On Sat, Aug 29, 2009 at 10:51:51PM -0500, Curt Arnold wrote:
> I agree that is unfortunately worded. I checked the IETF RFC errata
> page (http://www.rfc-editor.org/errata_search.php?rfc=4627) and did not
> find a clarification on this issue. I basically interpreted "in
> Unicode" as "in a Unicode Transformation Format" and more specifically
> as in a UTF recommended by the Unicode consortium and in widespread use.
"A string is a sequence of zero or more Unicode characters"
- http://www.ietf.org/rfc/rfc4627.txt
Only possible meaning is any encoding of any Unicode code point.
"All Unicode characters may be placed within the quotation marks[...]"
- ibid
Ditto.
"JSON text SHALL be encoded in Unicode. The default encoding is UTF-8."
- ibid
"encoded in Unicode" is nonsensical, so the only possible parsing is:
"JSON text SHALL be encoded from Unicode. The default encoding is UTF-8."
- ibid
Which means that any encoding is good.
Those are the only mentions of Unicode in the entire specification.
If we search for "encoding" we get:
"[...] the character is represented as a twelve-character sequence,
encoding the UTF-16 surrogate pair"
- ibid
"JSON may be represented using UTF-8, UTF-16, or UTF-32. When JSON is written
in UTF-8, JSON is 8bit compatible. When JSON is written in UTF-16 or UTF-32,
the binary content-transfer-encoding must be used."
- ibid
>From this we can conclude:
* JSON can be encoded in UTF-8, UTF-16, or UTF-32.
* The editor of RFC 4627 was high.
> There is this quote from http://www.json.org/fatfree.html:
>>
>> The character encoding of JSON text is always Unicode.

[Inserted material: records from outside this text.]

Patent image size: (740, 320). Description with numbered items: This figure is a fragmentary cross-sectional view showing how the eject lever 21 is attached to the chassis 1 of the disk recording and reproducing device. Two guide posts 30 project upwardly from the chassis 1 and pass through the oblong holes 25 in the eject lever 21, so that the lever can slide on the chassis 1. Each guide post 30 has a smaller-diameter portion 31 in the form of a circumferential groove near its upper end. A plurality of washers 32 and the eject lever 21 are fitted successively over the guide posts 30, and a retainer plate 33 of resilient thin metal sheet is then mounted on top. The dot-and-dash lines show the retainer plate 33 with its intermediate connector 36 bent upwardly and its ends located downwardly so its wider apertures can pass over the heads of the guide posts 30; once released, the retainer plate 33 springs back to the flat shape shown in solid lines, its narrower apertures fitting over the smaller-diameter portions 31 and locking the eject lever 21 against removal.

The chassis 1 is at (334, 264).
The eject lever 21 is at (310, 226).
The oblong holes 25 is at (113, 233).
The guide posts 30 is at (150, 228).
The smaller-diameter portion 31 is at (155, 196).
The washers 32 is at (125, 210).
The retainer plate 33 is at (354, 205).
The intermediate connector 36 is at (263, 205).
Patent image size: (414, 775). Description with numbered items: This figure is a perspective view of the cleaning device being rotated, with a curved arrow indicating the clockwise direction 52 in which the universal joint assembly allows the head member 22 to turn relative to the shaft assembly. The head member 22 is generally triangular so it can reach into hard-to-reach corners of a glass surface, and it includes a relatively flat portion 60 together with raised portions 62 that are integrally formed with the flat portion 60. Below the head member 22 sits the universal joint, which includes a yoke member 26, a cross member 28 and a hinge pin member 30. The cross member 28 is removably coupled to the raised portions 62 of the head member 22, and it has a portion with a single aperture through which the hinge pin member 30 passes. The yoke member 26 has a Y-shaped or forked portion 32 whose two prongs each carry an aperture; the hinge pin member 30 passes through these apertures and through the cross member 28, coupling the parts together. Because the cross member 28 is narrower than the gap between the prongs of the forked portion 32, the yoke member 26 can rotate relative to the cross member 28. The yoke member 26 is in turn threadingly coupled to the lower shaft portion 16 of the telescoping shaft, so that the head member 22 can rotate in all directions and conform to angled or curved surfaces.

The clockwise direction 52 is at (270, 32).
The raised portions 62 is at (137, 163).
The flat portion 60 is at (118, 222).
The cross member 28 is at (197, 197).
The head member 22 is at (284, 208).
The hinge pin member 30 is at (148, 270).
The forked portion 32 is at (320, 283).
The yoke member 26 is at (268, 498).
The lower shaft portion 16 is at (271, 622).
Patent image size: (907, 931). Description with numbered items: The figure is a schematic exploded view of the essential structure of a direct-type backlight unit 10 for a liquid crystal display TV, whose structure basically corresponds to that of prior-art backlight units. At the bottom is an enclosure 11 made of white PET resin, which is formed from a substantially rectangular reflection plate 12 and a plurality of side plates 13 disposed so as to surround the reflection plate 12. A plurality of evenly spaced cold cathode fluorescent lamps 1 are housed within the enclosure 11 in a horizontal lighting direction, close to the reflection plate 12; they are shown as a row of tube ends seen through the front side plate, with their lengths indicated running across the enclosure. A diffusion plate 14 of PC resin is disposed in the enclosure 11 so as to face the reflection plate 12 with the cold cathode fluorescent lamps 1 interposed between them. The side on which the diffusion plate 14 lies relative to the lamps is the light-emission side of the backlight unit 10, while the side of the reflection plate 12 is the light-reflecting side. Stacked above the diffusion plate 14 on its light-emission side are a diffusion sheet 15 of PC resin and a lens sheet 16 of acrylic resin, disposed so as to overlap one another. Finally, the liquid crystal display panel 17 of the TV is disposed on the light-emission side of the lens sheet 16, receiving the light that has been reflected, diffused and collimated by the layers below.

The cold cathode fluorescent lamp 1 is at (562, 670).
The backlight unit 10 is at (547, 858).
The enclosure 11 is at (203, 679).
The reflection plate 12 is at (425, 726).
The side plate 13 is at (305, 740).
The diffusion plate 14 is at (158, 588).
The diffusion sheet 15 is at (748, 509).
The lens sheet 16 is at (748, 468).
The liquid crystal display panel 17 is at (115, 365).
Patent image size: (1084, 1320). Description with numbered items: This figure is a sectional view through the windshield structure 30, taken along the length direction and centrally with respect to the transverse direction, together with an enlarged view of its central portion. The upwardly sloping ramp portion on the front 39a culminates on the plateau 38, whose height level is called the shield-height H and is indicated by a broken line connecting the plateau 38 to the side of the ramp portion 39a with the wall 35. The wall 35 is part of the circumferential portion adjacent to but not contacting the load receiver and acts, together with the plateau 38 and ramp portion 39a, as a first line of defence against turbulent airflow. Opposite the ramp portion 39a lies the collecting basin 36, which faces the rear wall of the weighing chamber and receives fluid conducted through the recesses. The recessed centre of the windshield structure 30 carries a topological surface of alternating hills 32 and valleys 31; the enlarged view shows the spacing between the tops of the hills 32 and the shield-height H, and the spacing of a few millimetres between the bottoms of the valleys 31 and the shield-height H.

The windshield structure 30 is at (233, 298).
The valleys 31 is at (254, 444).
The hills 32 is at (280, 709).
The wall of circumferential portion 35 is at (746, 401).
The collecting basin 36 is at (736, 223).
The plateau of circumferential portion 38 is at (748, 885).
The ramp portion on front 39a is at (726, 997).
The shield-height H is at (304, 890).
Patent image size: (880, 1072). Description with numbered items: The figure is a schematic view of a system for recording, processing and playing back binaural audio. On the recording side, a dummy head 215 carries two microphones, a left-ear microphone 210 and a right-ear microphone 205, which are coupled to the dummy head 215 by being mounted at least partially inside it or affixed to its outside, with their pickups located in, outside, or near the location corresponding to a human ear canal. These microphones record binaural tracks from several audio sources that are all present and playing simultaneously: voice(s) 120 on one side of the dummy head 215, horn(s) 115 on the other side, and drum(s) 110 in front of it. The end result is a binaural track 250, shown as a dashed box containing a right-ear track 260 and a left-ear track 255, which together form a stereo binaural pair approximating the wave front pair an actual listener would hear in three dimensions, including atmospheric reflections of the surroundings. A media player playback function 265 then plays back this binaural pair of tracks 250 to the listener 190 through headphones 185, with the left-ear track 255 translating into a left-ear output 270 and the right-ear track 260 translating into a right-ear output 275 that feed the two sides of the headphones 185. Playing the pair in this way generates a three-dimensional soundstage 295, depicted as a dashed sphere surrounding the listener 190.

UTF-8 is the
>> only encoding that makes sense on the wire, but UTF-16 and UTF-32 are
>> also permitted.
>
> It still uses the troublesome meme "character encoding ... Unicode",
> however it seems to be a stretch to read that and think that Shift-JIS,
> ISO-8559-8, MacLatin, EBCDIC, etc are also fine and dandy.
The RFC demonstrates conclusively that the only allowable encodings are:
UTF-8, UTF-16, or UTF-32
> Don Box also seems to have a similar interpretation
> (http://www.pluralsight.com/community/blogs/dbox/archive/2007/01/03/45560.aspx
> ):
>>
>> 2. Like Joe Gregorio states in the comments on Tim's post, I also
>> prefer JSON's simplification of only allowing UTF-*-based encoding.
>
> Tim Bray in http://www.tbray.org/ongoing/When/200x/2006/12/21/JSON had
> an interesting comment in:
>>
>> I look at the Ruby JSON library, for example, and I see all these
>> character encoding conversion routines; blecch.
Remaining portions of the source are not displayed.